It’s been more than two years since most health plans have been required to cover all Food and Drug Administration-approved methods of contraception without requiring women to pay anything out-of-pocket. But even though an unplanned pregnancy would cost an insurer a lot more than the contraceptives to prevent it, some insurers still try to limit what they cover.
In a recent twist, a reader wrote to Kaiser Health News saying that her daughter’s insurer had moved her generic birth control pill out of the zero copayment tier of her plan’s formulary into a higher tier that requires cost sharing of $19 per month.
That’s not surprising, says Adam Sonfield, a senior public policy associate at the Guttmacher Institute, a reproductive health research and education organization. Regulations that allow insurers to use “reasonable medical management techniques” to control costs open the door to excluding some generic pills from free coverage, Sonfield says.
The regulations allow a plan to charge for a brand-name contraceptive, for example, if an equivalent generic is available without charge.
But it doesn’t follow that a plan can charge for most generics as long as it offers some for free, Sonfield says.
“All generics aren’t the same,” he says. “All of the different formulations should be on the zero tier, but that isn’t clear in the current guidelines.”

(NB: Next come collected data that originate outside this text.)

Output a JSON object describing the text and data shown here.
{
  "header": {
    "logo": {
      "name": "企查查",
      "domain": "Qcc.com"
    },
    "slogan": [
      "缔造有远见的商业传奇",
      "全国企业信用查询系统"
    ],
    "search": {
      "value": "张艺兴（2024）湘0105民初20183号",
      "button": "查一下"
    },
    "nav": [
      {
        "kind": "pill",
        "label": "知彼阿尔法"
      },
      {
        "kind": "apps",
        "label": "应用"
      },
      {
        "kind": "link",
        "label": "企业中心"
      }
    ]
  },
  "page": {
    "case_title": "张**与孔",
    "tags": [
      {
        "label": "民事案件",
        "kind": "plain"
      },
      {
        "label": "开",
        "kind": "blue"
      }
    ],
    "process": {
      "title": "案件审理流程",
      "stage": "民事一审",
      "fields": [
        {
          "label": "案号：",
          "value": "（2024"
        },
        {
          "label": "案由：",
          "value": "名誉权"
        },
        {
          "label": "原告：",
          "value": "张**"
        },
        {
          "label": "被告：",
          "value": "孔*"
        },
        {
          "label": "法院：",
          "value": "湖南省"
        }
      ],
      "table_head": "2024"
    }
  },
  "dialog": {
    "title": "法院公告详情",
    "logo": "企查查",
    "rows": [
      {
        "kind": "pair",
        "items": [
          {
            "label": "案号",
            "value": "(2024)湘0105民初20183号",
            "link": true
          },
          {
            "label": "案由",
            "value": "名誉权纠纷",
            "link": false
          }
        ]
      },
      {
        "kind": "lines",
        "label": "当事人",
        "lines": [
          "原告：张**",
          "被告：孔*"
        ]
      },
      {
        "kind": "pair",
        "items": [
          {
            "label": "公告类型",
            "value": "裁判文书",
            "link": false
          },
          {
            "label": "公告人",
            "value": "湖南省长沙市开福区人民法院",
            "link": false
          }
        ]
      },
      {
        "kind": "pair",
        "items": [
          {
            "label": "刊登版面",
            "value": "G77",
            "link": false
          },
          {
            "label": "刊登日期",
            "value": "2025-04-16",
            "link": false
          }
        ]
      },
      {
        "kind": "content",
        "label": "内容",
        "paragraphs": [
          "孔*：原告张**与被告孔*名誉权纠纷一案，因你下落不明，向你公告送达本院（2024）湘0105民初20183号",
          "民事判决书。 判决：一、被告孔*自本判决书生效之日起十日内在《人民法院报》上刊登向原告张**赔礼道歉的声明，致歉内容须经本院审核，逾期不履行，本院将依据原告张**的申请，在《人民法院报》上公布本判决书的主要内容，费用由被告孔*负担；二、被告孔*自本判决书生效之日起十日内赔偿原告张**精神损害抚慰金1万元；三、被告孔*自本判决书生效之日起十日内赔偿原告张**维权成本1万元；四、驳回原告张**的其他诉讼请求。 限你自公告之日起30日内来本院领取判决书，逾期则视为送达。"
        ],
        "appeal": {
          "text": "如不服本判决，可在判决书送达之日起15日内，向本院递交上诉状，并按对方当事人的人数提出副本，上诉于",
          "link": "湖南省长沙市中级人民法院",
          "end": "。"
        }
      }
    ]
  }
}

The health law’s contraceptive coverage requirements are aimed at improving preventive care for women. Most health plans have to comply. Plans with grandfathered status under the law are exempt as are those covering employees of religious institutions and certain privately held companies whose owners have a religious objection to covering contraception for their employees.
This isn’t the only instance in which insurers have tried to sidestep the law’s contraceptive coverage requirements. Some insurers have refused to cover the contraceptive patch or vaginal ring, claiming that those methods use the same hormones as birth control pills. Administration officials said they were separate types of hormonal methods and grouping them together isn’t permitted.